Scratchy archive tapes and empathic accordions

Musik | Folkdays… progressiv-hynotisch, volksnah-theatralisch: Anne-Mari Kavimäki

Akkordeon? Unterbrechungs-Aerophone, Handzuginstrumente, heißen auch Handharmonika, Ziehharmonika, Handklavier, Ziehorgel, Handorgel, Quetschn, Ziach, Schifferklavier, Maurerklavier, besser genannt Konzertina, Bandoneon, Diatonische. Oder geringschätzig Quetschkommode, Heimatluftkompressor, Tretschrank. Von TINA KAROLINA STAUNER

Von der alten Sheng über Magic Organa bis zum modernen Akkorden geht ein weiter Kulturweg. Auch bis in die Region Suistamo in Karelien, wo der finnische Storryteller und Akkordeonist Ilja Kotikallio bis 1961 lebte, den Anne-Mari Kavimäki aus Archiven der Sibelius Akademi in Helsinki holte.
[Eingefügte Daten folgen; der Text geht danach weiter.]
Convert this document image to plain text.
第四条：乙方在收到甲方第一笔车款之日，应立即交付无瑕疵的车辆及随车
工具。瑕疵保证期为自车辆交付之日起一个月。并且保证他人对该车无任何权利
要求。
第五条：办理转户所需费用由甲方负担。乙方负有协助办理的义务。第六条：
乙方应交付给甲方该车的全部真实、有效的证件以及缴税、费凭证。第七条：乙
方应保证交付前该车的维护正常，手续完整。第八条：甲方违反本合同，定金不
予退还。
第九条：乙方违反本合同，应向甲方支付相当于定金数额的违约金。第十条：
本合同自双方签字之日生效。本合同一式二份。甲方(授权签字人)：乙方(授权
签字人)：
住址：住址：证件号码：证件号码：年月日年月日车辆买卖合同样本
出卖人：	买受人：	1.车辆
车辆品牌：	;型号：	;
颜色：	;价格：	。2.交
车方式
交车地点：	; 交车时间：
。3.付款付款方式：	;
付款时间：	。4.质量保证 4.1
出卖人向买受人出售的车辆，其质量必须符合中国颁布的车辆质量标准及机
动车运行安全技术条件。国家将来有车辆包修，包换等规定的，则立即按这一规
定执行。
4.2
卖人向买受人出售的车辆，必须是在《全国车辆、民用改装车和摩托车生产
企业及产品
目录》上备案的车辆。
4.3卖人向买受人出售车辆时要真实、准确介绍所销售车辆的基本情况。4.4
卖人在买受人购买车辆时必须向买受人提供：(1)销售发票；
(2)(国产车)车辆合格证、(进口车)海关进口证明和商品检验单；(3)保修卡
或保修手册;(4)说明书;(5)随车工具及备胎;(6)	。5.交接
In der karelischen Folklore finden sich nicht nur idyllische Familienmusikalben sondern auch Geschichten von Krieg, Zerstörung und Vertreibung – »Wunden der Geschichte«. An der Grenze zu Russland.

Mit ›Ilja‹ grub Kavimäki die 40er und 50er Jahre einer fast »verschütteten Tradition« aus. Die introspektiv nachdenklich und exaltiert tanzwütig wirken kann. »Das Suistamo ist inzwischen für mich keine Landschaft mehr, sondern Seelenzustand«, sagt die Musikerin. Und es ist bei ihr zudem Studienstück einer 4-teiligen multimedialen Doktorarbeit.

Neben Feldaufnahmen der vermeintlichen Stille der Natur im Suistamo, historischen Radioaufnahmen und Archivaufnahmen der Stimme Ilja Kotikallios setzt Anne-Mari Kivimäki Geige, Leier, Klarinette, Kontrabass, Harmonium, Percussion-Instrumente und die Kantele ein mit zwei Handvoll Mitspielern. In Neuinterpretationen von Kriegsliedern aus dem kalten Winter 1940. Und dem Akkordeon als Zentrum. Auch für dunkle Stunden des Tanzes.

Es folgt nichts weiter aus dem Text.